Indeed, some fans barely notice the slangy, rapid-fire lyrics, or say it’s not the main attraction.

“I really like reggaeton. It has a beat that fires me up,” said Yanet Perez, a 28-year-old Havana resident. “It’s fun to dance to because of the way it gets you moving, although the lyrics sometimes can be bad or slimy.”

Records with explicit lyrics in the United States have carried parental warning labels since the 1980s, and last year the Rihanna video “S&M” was banned in at least 11 countries. In 2009, Jamaica prohibited songs and videos with explicit references to sex and violence from being broadcast on radio or TV.
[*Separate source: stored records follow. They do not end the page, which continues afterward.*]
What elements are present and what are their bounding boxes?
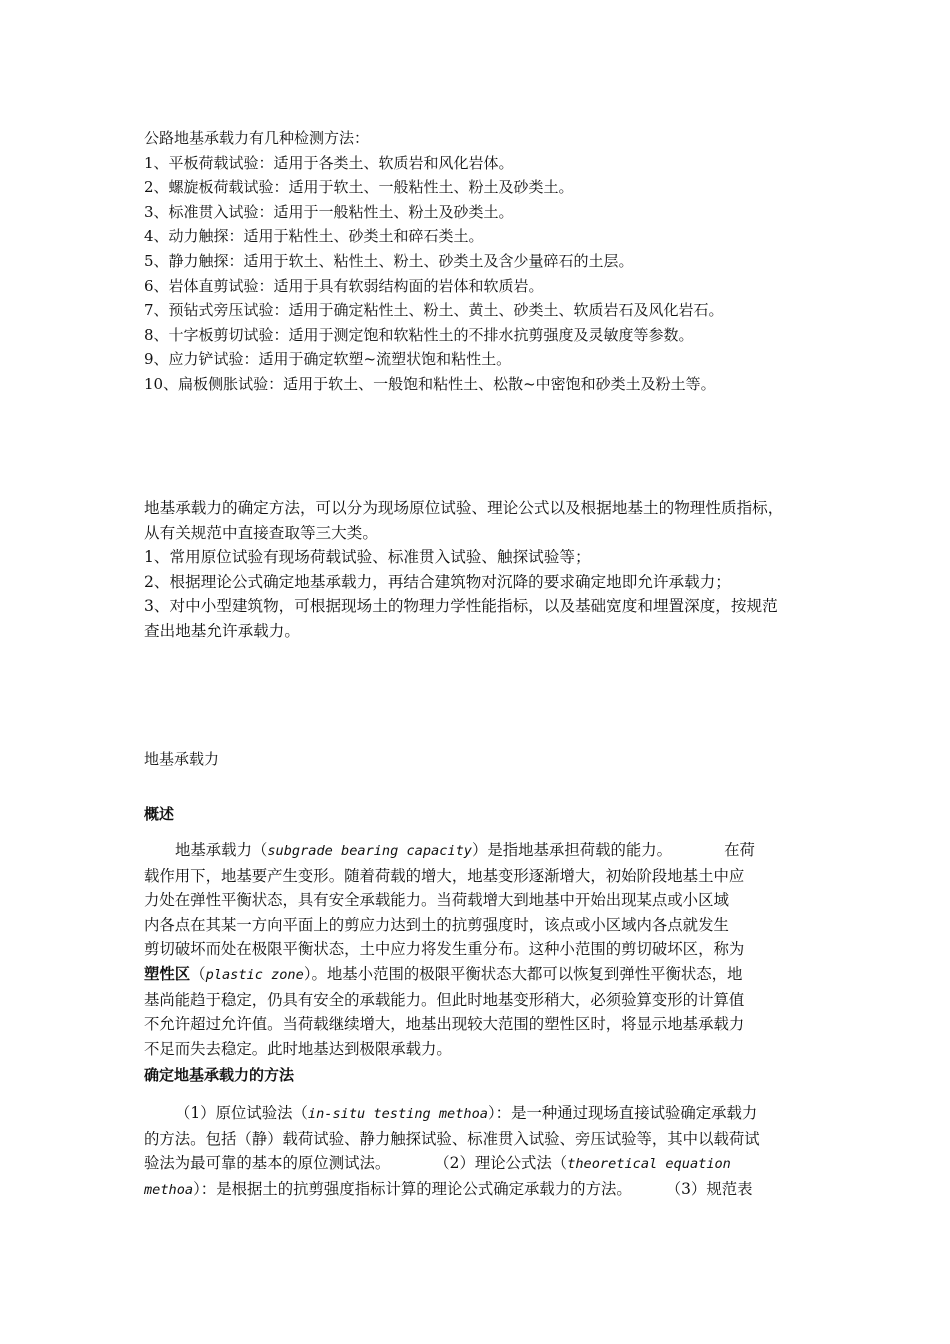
text-line: 内各点在其某一方向平面上的剪应力达到土的抗剪强度时，该点或小区域内各点就发生 (144, 915, 729, 934)
text-line: 地基承载力的确定方法，可以分为现场原位试验、理论公式以及根据地基土的物理性质指标， (144, 499, 784, 517)
english-term: plastic zone (205, 966, 304, 983)
text-run: （ (190, 964, 206, 983)
text-run: 在荷 (724, 841, 755, 859)
text-run: （3）规范表 (665, 1179, 753, 1198)
text-line: 查出地基允许承载力。 (144, 621, 300, 640)
text-line: 3、对中小型建筑物，可根据现场土的物理力学性能指标，以及基础宽度和埋置深度，按规范 (144, 597, 778, 616)
english-term: methoa (144, 1181, 194, 1198)
text-line: 基尚能趋于稳定，仍具有安全的承载能力。但此时地基变形稍大，必须验算变形的计算值 (144, 990, 745, 1009)
list-item: 10、扁板侧胀试验：适用于软土、一般饱和粘性土、松散~中密饱和砂类土及粉土等。 (144, 374, 716, 393)
english-term: theoretical equation (567, 1156, 731, 1173)
bold-term: 塑性区 (144, 964, 191, 983)
list-item: 6、岩体直剪试验：适用于具有软弱结构面的岩体和软质岩。 (144, 276, 544, 295)
english-term: in-situ testing methoa (307, 1106, 488, 1122)
text-run: ）：是一种通过现场直接试验确定承载力 (487, 1104, 758, 1122)
list-item: 3、标准贯入试验：适用于一般粘性土、粉土及砂类土。 (144, 202, 514, 221)
text-line (144, 1151, 812, 1177)
text-line: 力处在弹性平衡状态，具有安全承载能力。当荷载增大到地基中开始出现某点或小区域 (144, 891, 729, 910)
determination-methods-paragraph (144, 496, 819, 644)
text-line (144, 838, 812, 864)
method-paragraph (144, 1101, 812, 1202)
text-line: 载作用下，地基要产生变形。随着荷载的增大，地基变形逐渐增大，初始阶段地基土中应 (144, 866, 745, 885)
text-line: 不允许超过允许值。当荷载继续增大，地基出现较大范围的塑性区时，将显示地基承载力 (144, 1015, 745, 1034)
overview-paragraph (144, 838, 812, 1061)
list-item: 5、静力触探：适用于软土、粘性土、粉土、砂类土及含少量碎石的土层。 (144, 251, 634, 270)
list-item: 1、平板荷载试验：适用于各类土、软质岩和风化岩体。 (144, 153, 514, 172)
text-run: ）。地基小范围的极限平衡状态大都可以恢复到弹性平衡状态，地 (303, 964, 743, 983)
text-line: 的方法。包括（静）载荷试验、静力触探试验、标准贯入试验、旁压试验等，其中以载荷试 (144, 1129, 760, 1148)
list-item: 9、应力铲试验：适用于确定软塑~流塑状饱和粘性土。 (144, 350, 512, 369)
text-run: 验法为最可靠的基本的原位测试法。 (144, 1154, 391, 1173)
test-methods-list (144, 126, 824, 397)
text-line: 剪切破坏而处在极限平衡状态，土中应力将发生重分布。这种小范围的剪切破坏区，称为 (144, 940, 745, 959)
list-heading: 公路地基承载力有几种检测方法： (144, 129, 370, 147)
text-line (144, 962, 812, 988)
method-heading: 确定地基承载力的方法 (144, 1066, 295, 1084)
text-line (144, 1101, 812, 1127)
text-run: 地基承载力（ (175, 841, 268, 859)
list-item: 8、十字板剪切试验：适用于测定饱和软粘性土的不排水抗剪强度及灵敏度等参数。 (144, 325, 694, 344)
text-line (144, 1177, 812, 1203)
overview-heading: 概述 (144, 805, 175, 823)
english-term: subgrade bearing capacity (267, 843, 472, 859)
list-item: 4、动力触探：适用于粘性土、砂类土和碎石类土。 (144, 227, 484, 246)
text-run: ）：是根据土的抗剪强度指标计算的理论公式确定承载力的方法。 (193, 1179, 632, 1198)
text-line: 2、根据理论公式确定地基承载力，再结合建筑物对沉降的要求确定地即允许承载力； (144, 572, 731, 591)
text-run: ）是指地基承担荷载的能力。 (471, 841, 673, 859)
list-item: 7、预钻式旁压试验：适用于确定粘性土、粉土、黄土、砂类土、软质岩石及风化岩石。 (144, 301, 724, 320)
section-title: 地基承载力 (144, 750, 220, 768)
text-line: 从有关规范中直接查取等三大类。 (144, 523, 378, 542)
list-item: 2、螺旋板荷载试验：适用于软土、一般粘性土、粉土及砂类土。 (144, 178, 574, 197)
text-line: 1、常用原位试验有现场荷载试验、标准贯入试验、触探试验等； (144, 548, 591, 567)
text-run: （2）理论公式法（ (434, 1154, 568, 1173)
text-run: （1）原位试验法（ (175, 1104, 308, 1122)
text-line: 不足而失去稳定。此时地基达到极限承载力。 (144, 1039, 452, 1058)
The backlash against reggaeton has historical echoes in Cuba, where genres such as danzon, cha-cha, timba and salsa once scandalized older generations by pushing contemporary boundaries of sensuality. Today, they are firmly established in the musical mainstream.

In the 1960s the Beatles were banned from Cuban radio, and some fans were forced to cut their long hair, reprimanded at work or passed over for jobs. Now, a Havana plaza boasts a statue of John Lennon and the nearby Beatles-themed bar The Yellow Submarine is a thriving nightspot.

Ironically, some of those who would clamp a lid on reggaeton’s excesses once rebelled against their own elders by listening clandestinely to John, Paul, George and Ringo.

“Reggaeton is very popular among young people,” said 22-year-old singer Carlitos “Papi” Chacon, who avoids explicit lyrics in his own music but acknowledged that many of his peers “say crazy stuff.”

“I think (the backlash) has only made people listen to it more,” Chacon said. “What you have to do is keep working and not box yourself in. … You have to make music.”